An artificial intelligence-assisted low-cost portable device for the rapid detection of severe acute respiratory syndrome coronavirus 2 (SARS-CoV-2) is presented here. This standalone temperature-controlled device houses tubes designed for conducting reverse transcription loop-mediated isothermal amplification (RT-LAMP) assays. Moreover, the device utilises tubes illuminated by LEDs, an in-built camera, and a small onboard computer with automated image acquisition and processing algorithms. This intelligent device significantly reduces the normal assay run time and removes the subjectivity associated with operator interpretation of colourimetric RT-LAMP results. To further improve this device's usability, a mobile app has been integrated into the system to control the LAMP assay environment and to visually display the assay results by connecting the device to a smartphone via Bluetooth. This study was undertaken using similar to 5000 images produced from the similar to 200 LAMP amplification assays using the prototype device.
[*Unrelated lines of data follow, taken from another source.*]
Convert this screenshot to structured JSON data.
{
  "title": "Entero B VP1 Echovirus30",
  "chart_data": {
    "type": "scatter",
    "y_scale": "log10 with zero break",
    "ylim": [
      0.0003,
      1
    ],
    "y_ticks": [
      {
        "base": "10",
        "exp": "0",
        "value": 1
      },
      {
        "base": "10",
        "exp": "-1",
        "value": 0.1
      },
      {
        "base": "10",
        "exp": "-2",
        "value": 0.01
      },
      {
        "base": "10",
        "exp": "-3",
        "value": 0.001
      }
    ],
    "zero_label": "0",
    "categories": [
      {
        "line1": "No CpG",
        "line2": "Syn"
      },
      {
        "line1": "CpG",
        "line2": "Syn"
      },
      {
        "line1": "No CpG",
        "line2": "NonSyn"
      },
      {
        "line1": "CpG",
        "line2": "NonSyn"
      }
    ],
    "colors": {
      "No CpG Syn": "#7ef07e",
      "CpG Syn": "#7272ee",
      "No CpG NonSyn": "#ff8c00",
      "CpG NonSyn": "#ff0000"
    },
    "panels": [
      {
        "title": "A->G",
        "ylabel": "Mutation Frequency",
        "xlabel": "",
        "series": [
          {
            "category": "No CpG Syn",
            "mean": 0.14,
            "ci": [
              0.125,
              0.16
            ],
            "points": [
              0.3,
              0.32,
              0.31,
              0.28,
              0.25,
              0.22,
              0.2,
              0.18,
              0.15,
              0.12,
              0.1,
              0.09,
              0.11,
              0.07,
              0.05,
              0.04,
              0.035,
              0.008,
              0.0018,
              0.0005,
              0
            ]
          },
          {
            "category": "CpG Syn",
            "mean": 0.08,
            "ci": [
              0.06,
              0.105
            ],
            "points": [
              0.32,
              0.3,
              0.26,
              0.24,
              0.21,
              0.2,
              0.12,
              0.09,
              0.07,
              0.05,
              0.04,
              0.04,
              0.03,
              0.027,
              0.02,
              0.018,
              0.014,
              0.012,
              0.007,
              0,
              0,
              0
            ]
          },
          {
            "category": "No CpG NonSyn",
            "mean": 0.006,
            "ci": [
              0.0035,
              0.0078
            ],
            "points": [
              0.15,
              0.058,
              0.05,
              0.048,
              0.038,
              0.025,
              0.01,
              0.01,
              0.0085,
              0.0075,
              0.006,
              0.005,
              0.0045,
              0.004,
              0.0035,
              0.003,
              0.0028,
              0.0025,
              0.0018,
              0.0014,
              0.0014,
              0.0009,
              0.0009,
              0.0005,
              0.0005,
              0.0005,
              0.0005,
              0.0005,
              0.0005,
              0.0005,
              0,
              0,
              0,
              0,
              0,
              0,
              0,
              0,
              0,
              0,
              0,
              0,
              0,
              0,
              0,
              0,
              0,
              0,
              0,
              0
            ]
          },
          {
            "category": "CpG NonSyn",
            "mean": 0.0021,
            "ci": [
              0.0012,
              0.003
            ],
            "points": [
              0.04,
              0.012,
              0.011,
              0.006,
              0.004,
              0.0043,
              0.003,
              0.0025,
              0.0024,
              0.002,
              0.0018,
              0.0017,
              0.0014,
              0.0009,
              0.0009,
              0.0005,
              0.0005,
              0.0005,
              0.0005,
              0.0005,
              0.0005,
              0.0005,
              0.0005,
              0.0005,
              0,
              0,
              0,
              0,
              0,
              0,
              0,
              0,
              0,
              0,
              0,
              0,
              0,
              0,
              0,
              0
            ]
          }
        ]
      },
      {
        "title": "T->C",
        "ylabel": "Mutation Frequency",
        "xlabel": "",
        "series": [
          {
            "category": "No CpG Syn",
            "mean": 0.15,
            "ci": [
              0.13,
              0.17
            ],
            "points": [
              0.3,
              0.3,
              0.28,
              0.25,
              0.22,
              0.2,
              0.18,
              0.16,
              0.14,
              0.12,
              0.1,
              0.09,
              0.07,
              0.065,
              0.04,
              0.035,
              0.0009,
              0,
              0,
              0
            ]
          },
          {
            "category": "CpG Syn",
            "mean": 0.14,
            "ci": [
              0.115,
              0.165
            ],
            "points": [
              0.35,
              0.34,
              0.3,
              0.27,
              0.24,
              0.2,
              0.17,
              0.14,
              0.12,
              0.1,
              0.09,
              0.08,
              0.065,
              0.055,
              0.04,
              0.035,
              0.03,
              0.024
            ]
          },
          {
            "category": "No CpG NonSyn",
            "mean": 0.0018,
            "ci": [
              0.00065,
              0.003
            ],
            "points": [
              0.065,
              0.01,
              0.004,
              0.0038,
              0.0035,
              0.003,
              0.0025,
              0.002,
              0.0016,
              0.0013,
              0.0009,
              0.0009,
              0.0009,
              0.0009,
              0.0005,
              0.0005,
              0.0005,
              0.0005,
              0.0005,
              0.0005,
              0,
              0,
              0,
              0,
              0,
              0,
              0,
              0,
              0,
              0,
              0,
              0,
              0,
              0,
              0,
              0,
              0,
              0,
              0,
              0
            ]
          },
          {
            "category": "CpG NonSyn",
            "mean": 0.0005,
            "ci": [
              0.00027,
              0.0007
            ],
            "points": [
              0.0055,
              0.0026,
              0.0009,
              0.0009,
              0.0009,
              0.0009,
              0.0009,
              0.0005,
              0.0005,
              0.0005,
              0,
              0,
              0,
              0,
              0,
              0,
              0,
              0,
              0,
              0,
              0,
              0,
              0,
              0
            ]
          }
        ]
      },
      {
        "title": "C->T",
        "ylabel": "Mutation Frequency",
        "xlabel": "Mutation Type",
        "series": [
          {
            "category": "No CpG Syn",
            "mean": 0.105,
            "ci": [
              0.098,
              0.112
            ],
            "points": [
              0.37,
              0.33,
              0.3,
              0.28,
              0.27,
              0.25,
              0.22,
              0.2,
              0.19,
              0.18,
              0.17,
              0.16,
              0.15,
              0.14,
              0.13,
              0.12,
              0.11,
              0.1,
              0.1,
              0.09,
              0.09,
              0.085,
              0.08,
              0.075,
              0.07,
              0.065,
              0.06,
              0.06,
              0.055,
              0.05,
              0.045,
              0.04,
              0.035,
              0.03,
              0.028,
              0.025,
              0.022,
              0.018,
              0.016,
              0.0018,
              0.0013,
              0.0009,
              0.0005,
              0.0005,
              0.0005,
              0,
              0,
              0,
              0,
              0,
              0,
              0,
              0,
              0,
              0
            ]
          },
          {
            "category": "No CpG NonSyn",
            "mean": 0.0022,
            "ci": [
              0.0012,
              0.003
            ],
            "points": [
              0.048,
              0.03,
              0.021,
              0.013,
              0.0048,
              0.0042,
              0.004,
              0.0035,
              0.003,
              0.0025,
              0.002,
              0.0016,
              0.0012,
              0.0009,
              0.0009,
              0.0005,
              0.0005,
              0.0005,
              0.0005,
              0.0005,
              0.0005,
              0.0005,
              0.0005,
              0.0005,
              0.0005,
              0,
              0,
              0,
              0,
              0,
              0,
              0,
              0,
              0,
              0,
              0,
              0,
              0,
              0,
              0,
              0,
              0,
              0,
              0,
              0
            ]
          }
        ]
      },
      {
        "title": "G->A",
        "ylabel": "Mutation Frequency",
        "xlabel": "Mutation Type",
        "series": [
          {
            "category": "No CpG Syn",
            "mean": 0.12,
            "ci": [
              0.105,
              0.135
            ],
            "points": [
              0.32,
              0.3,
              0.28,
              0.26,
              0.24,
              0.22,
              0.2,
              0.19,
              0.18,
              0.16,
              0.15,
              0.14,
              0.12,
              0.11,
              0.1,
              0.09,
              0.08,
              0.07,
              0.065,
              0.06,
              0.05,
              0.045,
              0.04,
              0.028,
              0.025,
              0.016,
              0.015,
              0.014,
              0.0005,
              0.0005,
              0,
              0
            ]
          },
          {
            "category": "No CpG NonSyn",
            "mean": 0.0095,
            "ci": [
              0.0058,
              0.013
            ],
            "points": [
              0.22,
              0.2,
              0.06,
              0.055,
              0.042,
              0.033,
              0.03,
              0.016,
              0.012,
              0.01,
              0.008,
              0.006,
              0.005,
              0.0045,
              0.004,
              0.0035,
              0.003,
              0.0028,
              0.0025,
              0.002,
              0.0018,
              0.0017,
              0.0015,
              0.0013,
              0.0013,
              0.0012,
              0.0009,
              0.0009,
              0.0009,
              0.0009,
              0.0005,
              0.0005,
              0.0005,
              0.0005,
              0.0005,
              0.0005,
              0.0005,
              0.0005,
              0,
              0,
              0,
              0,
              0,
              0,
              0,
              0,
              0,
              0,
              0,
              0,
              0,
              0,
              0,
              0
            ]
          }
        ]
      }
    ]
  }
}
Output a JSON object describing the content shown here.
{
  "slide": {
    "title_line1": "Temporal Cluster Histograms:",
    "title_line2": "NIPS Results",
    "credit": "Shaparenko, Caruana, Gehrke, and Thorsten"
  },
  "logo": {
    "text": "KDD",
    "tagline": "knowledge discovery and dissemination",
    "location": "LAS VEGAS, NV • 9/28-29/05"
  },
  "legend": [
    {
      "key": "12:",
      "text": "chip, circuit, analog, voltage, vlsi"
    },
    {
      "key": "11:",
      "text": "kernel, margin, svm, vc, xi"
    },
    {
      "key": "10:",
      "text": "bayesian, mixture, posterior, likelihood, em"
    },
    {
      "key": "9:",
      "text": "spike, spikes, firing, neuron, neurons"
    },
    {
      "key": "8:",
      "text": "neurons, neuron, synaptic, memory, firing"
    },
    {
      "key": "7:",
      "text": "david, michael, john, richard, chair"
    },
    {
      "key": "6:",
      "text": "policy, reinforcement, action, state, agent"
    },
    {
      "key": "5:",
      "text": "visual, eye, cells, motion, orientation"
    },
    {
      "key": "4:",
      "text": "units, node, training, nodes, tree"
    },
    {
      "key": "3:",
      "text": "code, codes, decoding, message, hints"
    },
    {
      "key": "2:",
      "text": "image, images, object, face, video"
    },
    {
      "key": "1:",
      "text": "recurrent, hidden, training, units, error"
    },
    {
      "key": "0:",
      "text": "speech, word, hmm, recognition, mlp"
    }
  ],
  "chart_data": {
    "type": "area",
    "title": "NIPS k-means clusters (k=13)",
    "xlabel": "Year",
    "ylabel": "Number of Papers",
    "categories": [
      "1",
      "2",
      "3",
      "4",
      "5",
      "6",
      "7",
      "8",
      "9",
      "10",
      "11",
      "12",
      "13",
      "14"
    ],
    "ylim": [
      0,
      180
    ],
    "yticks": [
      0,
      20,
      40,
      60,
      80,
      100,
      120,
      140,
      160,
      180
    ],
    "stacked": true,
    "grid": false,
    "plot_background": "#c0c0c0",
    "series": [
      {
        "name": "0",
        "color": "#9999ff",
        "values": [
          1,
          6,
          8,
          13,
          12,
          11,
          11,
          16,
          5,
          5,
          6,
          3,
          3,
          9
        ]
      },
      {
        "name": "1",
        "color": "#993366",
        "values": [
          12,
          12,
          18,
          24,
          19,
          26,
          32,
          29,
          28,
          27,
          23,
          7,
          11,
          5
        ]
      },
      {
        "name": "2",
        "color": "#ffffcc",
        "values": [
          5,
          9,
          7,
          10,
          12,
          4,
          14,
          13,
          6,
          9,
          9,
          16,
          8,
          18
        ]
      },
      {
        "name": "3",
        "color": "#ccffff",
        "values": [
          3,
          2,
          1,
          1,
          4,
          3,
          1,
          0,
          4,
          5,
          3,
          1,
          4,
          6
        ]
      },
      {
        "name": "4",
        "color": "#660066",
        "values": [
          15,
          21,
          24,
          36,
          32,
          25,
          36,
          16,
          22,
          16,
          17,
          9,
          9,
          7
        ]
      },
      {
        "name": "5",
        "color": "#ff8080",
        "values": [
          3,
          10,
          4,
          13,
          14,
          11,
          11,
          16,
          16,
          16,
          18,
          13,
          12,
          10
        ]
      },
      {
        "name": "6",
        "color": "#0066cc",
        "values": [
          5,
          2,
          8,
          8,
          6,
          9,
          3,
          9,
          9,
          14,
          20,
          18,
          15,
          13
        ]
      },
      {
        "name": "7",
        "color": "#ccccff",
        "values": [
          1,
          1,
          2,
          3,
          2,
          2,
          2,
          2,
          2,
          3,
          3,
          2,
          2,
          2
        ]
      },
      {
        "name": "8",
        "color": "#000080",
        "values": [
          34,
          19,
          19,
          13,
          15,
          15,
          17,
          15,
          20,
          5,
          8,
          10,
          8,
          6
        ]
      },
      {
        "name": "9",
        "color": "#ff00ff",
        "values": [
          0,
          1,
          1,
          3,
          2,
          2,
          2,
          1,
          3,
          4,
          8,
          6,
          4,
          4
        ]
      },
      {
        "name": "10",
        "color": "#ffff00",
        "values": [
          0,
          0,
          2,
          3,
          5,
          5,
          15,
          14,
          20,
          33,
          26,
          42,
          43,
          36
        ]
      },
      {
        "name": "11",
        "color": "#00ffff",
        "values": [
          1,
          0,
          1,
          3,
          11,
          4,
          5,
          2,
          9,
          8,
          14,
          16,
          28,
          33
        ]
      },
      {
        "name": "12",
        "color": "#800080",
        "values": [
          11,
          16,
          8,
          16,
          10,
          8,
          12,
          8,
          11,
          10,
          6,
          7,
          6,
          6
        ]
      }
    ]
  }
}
Synthetic RNA and a small panel of positive and negative SARS-CoV-2 patient samples were assayed for this study. State-of-the-art image processing and artificial intelligence algorithms were applied to these images to analyse them and to select the most efficient algorithm. The template matching algorithm for image extraction and MobileNet CNN architecture for classification results provided 98.0% accuracy with an average run time of 20 min to confirm the endpoint result. Two working points were chosen based on the best compromise between sensitivity and specificity. The high sensitivity point has a sensitivity value of 99.12% and specificity value of 70.8%, while at the high specificity point, the sensitivity is 96.05% and specificity 93.59%. Furthermore, this device provides an efficient and cost-effective platform for non-health professionals to detect not only SARS-CoV-2 but also other pathogens in resource-limited laboratories, factories, airports, schools, universities, and homes.